June 5, 2018 at 8:49 p.m.
GO AND MAKE DISCIPLES
Holy — but not yet
The Confessions of St. Augustine make for some interesting reading. His plea as a young man — “Lord, make me pure [sexually chaste], only not yet!” — is emblematic of his struggle to find his true path, to live an authentic life. How is God to answer such a prayer?
Augustine’s wayward prayer also reveals to us the challenge of our Church in every age: holy by conception and vocation, yet clearly not bringing to bear all she is called to be.
If we are not always honest enough to notice that, be it noted, the world is watching. More often than not, we will be judged by what we practice rather than what we preach.
It is the apostolic mission to preach the Good News, to make Christ’s presence felt in the world (cf. Mk 16:15). Mary, mother of the Church, exemplifies our commission. Almost at the very moment her fiat enables the virginal conception, she is impelled to bear the newly incarnate “Good News” himself to her cousin Elizabeth, journeying “in haste” into the hill country (Lk 1:39).
The Good News is not only a word, but also an action. When Mary encounters Elizabeth, what is the immediate effect of her greeting? The infant (John the Baptist) leaps in Elizabeth’s womb — and, immediately, Elizabeth begins herself to bear witness and prophesy (cf. Lk 1:42-45). God’s living Word — his real presence — changes lives!
The humility of the mother of God fills her with Gospel joy that propels her to proclaim it. She then (or, rather, the Lord she bears) inspires Elizabeth to celebrate her own calling.
Elizabeth, in turn, affirms Mary as the mother of the Church yet-to-be: “Blessed are you who believed that what was spoken to you by the Lord would be fulfilled” (Lk 1:35).
To be Church — effectively — that, too, must be our belief.
This is a message we need to hear now more than ever. We are called as Church to be what Mary was to Elizabeth and to the whole world.

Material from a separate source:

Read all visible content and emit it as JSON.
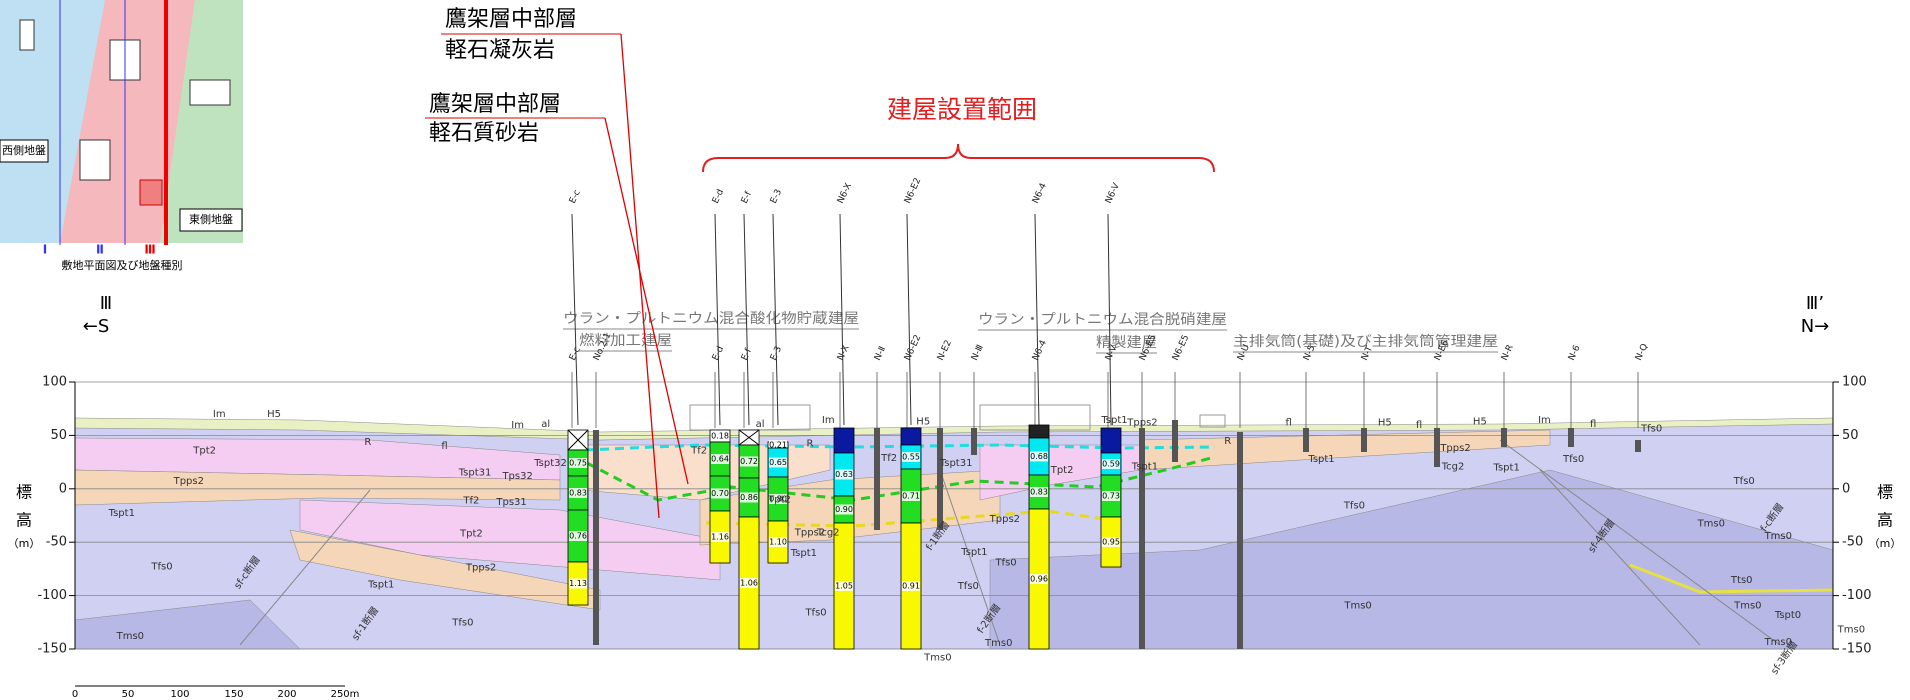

Not only does Mary’s faith contrast with that of Zechariah, who hesitated at the angel’s announcement that he and Elizabeth were to be parents (of John the Baptist) at an “impossible” old age, but Mary is also counted among “those who believed” after the Resurrection (Acts 1:14). She never doubts the Lord’s presence within her, or her role to bring that presence to the world for all time.
Mary is holy: that is, filled with the presence of God. So also the Church is holy by mission, and called to be holy, in action.
Through the Church, the mystical body of the risen Christ, modeled by Mary, God is definitively present to and in the world, though not of it. We are called to live the holiness of our ecclesial vocation.
Elizabeth foresaw this. Mary brought Jesus to her and, in this sense, Elizabeth’s profession prophesies the Church. Mary’s visit sanctifies the household of Elizabeth, because the Lord is with her.
This Sunday, June 10, we will complete our week-long celebration of Corpus Christi, the feast of the Body and Blood of Jesus Christ, with a time-honored procession throughout the environs of our Cathedral of the Immaculate Conception in Albany, which is dedicated to Mary, the Immaculate Conception.
How fitting to make this prayerful walk that carries the real presence of Christ beyond the sanctuary of our liturgical home into the world into which it is our Christ-given mission to bear his presence.
Recalling the visitation of Mary, we pray to the mother of the Church that we may trust that Jesus is really with us, his Church, wherever we go and, through us, in the world. We invoke the intercession of Mary, that we may make our procession with the deepest humility, conscious and repentant of our many sins and failings — both as a Church and as members of the Body of Christ.
We confess that we have sinned, often gravely, throughout the centuries in marring the face of the compassionate mercy of the most humble — and humiliated — of all, our crucified Savior. Dare we also pray that, throughout whatever humiliation we might face along our journey of life in the world, we may bear the gentleness of our Lord and the faithfulness of Mary?
It was not easy for Mary to make her trip into the hill country, which foreshadowed her journey up the hill to Calvary. In our daily walk of life in the world in which we are blessed to live, Mary accompanies us in bearing the presence of our living Lord to all whom we encounter.
Our eucharistic processions are extraordinary celebrations of our everyday mission. They are not occasions to flaunt Catholic identity, for that would be to focus on our own lives and not the Lord who alone is our Life. Nor are they to be co-opted as demonstrations of power or protest against the world’s errancies, especially when we have enough of our own, individually and communally, to ask forgiveness for each day — from God and from one another (see the “Our Father”).
“For God did not send his Son into the world to condemn the world but that the world might be saved through him” (Jn 3:17). That is the message that Mary’s journey conveys to us: to be a Church not of condemnation, but of salvation, because the Lord is with us and Jesus changes lives.
We go into the world to bring this Good News not as our personal or institutional triumph, but as the victory of virtue over vice, of life over death and of holiness (why not?) over sinful habits.
“Lord, make us holy…the sooner, the better!”